With Cucumber you can provide configuration data to run a single setup like the one above, but Cucumber also offers ‘Scenario Outlines’ which provide an even more parameterised way to run the checks. Combined with e.g. ‘all pairs testing‘, this can give a very reasonable test coverage (with respect to used values & combinations of these values).

3. MiniTest or RSpec + Refactored Rake Tasks

A rake task is just Ruby code. Therefore it can be unit tested just like any other Ruby code. (It can even be developed in a test-first way. Just saying.) If you’re also refactoring tasks into modules, classes and methods, it’s even easier to test and an additional benefit may be the fact that you’re creating an interface to the tasks that may be useful in a context other then running rake tasks.

4. ‘Redefine’ Rake Methods

Rake tasks are called using:

rake a_taskname

Rake searches for a file called ‘Rakefile‘ (or ‘rakefile’, with or without the ‘.rb’ suffix), and then processes it, in order to find a task with a matching name. Since the Rakefile itself doesn’t require ‘rake’ (using the command rake loads Rake’s context), you can (re-) define the methods rake provides (in a separate file), require that file, require your Rakefile and then use a test framework of your choice on those methods. Let’s look at a Rakefile with two simple tasks:

require 'fileutils'
namespace :doc do
  desc "Generate RDoc for the Rakefile"
  task :self do
    `rdoc ./Rakefile`
  end

  desc "Remove doc folder and its content"
  task :remove do
      FileUtils.rm_rf('doc')
    end
  end
end

While you could (re-) define rake’s methods ‘namespace’, ‘desc’, ‘task’ etc. and the call those methods to test them, this would only solve part of the problem: The tasks still change the outside world (in this case generate RDoc in a folder in one case and remove that fold in the other case). In at least some cases that’s undesirable, e.g. when there’s a task that’s supposed to switch your online shop into maintenance mode, just displaying a static page for all incoming requests. At least in those cases it’s preferable to check for the right behaviour instead of depending on checking a state change in the (real) world.

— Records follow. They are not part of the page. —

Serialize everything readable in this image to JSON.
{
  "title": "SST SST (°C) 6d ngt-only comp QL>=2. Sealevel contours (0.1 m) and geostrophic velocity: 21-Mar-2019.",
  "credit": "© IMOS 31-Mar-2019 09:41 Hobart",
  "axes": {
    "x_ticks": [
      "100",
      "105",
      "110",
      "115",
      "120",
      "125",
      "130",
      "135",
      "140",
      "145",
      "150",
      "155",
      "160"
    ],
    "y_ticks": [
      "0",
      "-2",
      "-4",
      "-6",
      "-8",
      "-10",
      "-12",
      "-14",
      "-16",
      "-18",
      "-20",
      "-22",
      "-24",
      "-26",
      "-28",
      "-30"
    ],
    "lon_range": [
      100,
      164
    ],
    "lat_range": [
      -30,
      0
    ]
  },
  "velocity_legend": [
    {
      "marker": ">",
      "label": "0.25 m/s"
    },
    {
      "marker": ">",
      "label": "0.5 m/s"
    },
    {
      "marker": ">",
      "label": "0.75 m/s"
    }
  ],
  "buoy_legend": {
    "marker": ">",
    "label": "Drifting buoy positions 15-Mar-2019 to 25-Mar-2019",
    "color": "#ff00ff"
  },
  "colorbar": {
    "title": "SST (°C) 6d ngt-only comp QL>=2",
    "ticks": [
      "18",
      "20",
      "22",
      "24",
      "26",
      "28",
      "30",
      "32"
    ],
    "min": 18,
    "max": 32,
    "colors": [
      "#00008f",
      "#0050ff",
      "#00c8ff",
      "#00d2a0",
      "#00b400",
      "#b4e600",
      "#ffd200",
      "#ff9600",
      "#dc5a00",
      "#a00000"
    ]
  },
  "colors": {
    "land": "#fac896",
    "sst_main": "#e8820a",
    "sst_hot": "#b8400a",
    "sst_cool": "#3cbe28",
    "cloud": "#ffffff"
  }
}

That’s possible in Ruby: You can redefine existing methods such as FileUtils.rm_rf and even ` in the example above. — Yes ` (the back tick) is a method in Ruby and you can redefine it. For more complicated (or complex) rake tasks, it’s a lot of work to find all the methods that you’d need to redefine. While it’s possible, I wouldn’t recommend it, since it seems to me that it’s also error prone and might well introduce more trouble (read: bugs) than anyone would like in their tests.

Some General Remarks

Since a rake task is code, I think it should be treated as carefully as any other code we write and it should be tested (and live in the same version control system used for other parts of the code base). Especially in case of tasks that control an online shop (e.g. switch to maintenance mode), deploy new software to production etc. it is in fact production code.

I personally prefer the rake tasks I’m working with to be well written, refactored and of course tested code. So I strive to extract single methods, modules and classes from rake tasks and test these in isolation.

Not matter what kind of automation you’re using to test your rake tasks, as soon as you’re starting to use a rake task to run these tests, e.g. as part of your regression tests on a Continuous Integration system like Jenkins, things may get tangled up: How would you test those rake tasks?